Any one up for OSX work.

Ah, I think I understand what’s going on. This is a static-init ordering problem.

This is one of those real nasty C++ problems; and one that I’m quite familiar with (we’ve been fighting it in various forms for years). It’s also one of the reasons I’m not at all a fan of doing a lot of stuff automatically in static init, but one of our early Panda developers thought this was a swell idea and started us down this path, and it’s too late to go back now.

Static init is a concept that was introduced with the development of C++ and its constructors. Originally, when all compiled programs were written in C or some similar non-object-oriented language, there wasn’t much code that ran before main() was called; just some startup stuff hardcoded into the system runtime libraries. C allows you to define global or “static” variables outside of any function scope, and even give them initial values, like this:

int x = 10;
int main() {
  ...
}

which means that at the time main() is called, x already exists and has the value 10. This was implemented by preloading a memory image that already had the right bits in the right place when it was loaded from disk; no code was necessary to run before main in order to assign 10 to x.

But, now introduce C++ and its constructors. Now you can declare an object outside of main that has a constructor. According to C++ semantics, that constructor has to be called to initialize that object, and thus you now have user code that is running before main:

class Thing {
  Thing() { cerr << "initializing\n"; }
};
Thing x;
int main() {
  cerr << "running main\n";
  return 0;
};

This caused a sea change in system library support, because suddenly the system runtime loader has to support calling user code automatically when a program is started, or even when a .so is loaded in at runtime.

But anyway. Part of Panda’s low-level design takes advantage of these static initializers to call all sorts of setup function when the libraries are loaded. init_libpgraphnodes() is one of those functions, and one of the things it calls is ShaderGenerator::set_default(new ShaderGenerator()). This gets called at static init time, by virtue of a class object with a constructor, and so it is supposed to be called automatically when libpgraphnodes.so gets loaded into the running program. So, we’re supposed to be guaranteed that the ShaderGenerator already has a default value set by the time we start running.

But wait! We also have a static constuctor in libpgraph.so. It looks like this:

PT(ShaderGeneratorBase) ShaderGeneratorBase::_default_generator;

Don’t see the static constructor? It’s hard to see, isn’t it? Welcome to the joys of C++, where code can be hidden from the programmer. In fact, there’s a default constructor for the class PT(ShaderGeneratorBase), and the default constructor’s job is to initialize its pointer to NULL.

So, as long as libpgraph.so’s static constructors are called before the ones in libpgraphnodes.so, then everything is good: the default constructor for _default_generator will be called, ensuring that pointer is NULL. Then the static constructors in libpgraphnodes.so will be called, which will call set_default(), reassigning the pointer to a valid value. But, if the static constructors happen to get called in the opposite order, we have a terrible situation: the set_default() will be called first, assigning the pointer to a valid value, and then the default constructor will be called later, reassigning the pointer to NULL! That’s certainly what’s happening here.

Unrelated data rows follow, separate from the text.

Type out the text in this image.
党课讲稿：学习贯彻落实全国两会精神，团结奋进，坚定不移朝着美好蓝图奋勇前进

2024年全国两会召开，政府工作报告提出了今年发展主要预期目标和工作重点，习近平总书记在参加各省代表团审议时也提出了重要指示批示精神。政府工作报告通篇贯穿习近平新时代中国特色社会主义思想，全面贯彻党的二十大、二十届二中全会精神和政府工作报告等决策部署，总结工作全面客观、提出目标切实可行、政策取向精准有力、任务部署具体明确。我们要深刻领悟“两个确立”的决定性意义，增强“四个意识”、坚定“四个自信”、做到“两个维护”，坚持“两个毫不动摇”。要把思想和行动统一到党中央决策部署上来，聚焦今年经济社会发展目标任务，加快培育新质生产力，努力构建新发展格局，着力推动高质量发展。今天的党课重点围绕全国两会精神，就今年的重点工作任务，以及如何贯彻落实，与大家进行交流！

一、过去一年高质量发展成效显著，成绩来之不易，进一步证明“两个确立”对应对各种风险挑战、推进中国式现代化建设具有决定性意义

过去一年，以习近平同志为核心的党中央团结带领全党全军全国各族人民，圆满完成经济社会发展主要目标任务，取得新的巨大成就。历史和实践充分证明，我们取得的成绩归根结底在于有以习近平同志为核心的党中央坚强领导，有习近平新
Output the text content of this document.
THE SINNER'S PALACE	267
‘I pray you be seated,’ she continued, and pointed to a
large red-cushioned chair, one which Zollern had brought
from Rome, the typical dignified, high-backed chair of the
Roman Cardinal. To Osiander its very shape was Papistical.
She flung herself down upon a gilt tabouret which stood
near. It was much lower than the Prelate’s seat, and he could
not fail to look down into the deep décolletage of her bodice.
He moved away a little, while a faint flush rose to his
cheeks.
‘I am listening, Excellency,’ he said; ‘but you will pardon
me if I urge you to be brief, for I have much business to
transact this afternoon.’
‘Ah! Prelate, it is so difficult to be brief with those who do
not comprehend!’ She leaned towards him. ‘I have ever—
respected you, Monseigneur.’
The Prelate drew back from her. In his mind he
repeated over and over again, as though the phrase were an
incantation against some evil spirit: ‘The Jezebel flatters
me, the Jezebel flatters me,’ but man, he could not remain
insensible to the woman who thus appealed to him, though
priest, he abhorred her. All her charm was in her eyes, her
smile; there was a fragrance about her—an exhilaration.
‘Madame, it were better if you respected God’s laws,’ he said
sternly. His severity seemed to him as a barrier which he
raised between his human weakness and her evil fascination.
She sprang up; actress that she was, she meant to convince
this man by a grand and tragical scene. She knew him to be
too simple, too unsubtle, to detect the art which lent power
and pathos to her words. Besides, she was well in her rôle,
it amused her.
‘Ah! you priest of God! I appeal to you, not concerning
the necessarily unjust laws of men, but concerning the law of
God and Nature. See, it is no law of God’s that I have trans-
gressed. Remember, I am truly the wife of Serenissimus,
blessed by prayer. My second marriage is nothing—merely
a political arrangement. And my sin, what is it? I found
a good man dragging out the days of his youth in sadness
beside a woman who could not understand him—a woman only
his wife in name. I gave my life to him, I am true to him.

Unfortunately, the system does not guarantee any ordering of static init constructors between different .so’s. It’s absolutely unpredictable. So on one system, it might call these in the correct order, and on another system, it might call them in the incorrect order. The ordering might even change from one day to the next.

So, basically, I introduced this bug when I split up libpgraph.so and libpgraphnodes.so, because in doing so I introduced a nondeterministic behavior between these static initializers. But because C++ tries so hard to make things automatic, the bug is extremely hard to see until it bites you, and you spend days isolating it down to discover that a pointer is getting reset to NULL after you had thought it was properly set.

I’ll fix the bug now. It’s easy to fix, by replacing the PT(ShaderGeneratorBase) with an ordinary ShaderGeneratorBase * pointer. The reason this will fix the problem is that an ordinary pointer doesn’t have a constructor, so its default value will be set to NULL by preloading the memory image, and so there’s no longer an ordering issue between static initializers. (I’ll also have to explicitly manage the reference counts in set_default() to compensate for this change, but that’s not so bad.)

My apologies for the long trip down a dark corridor I caused you guys.

David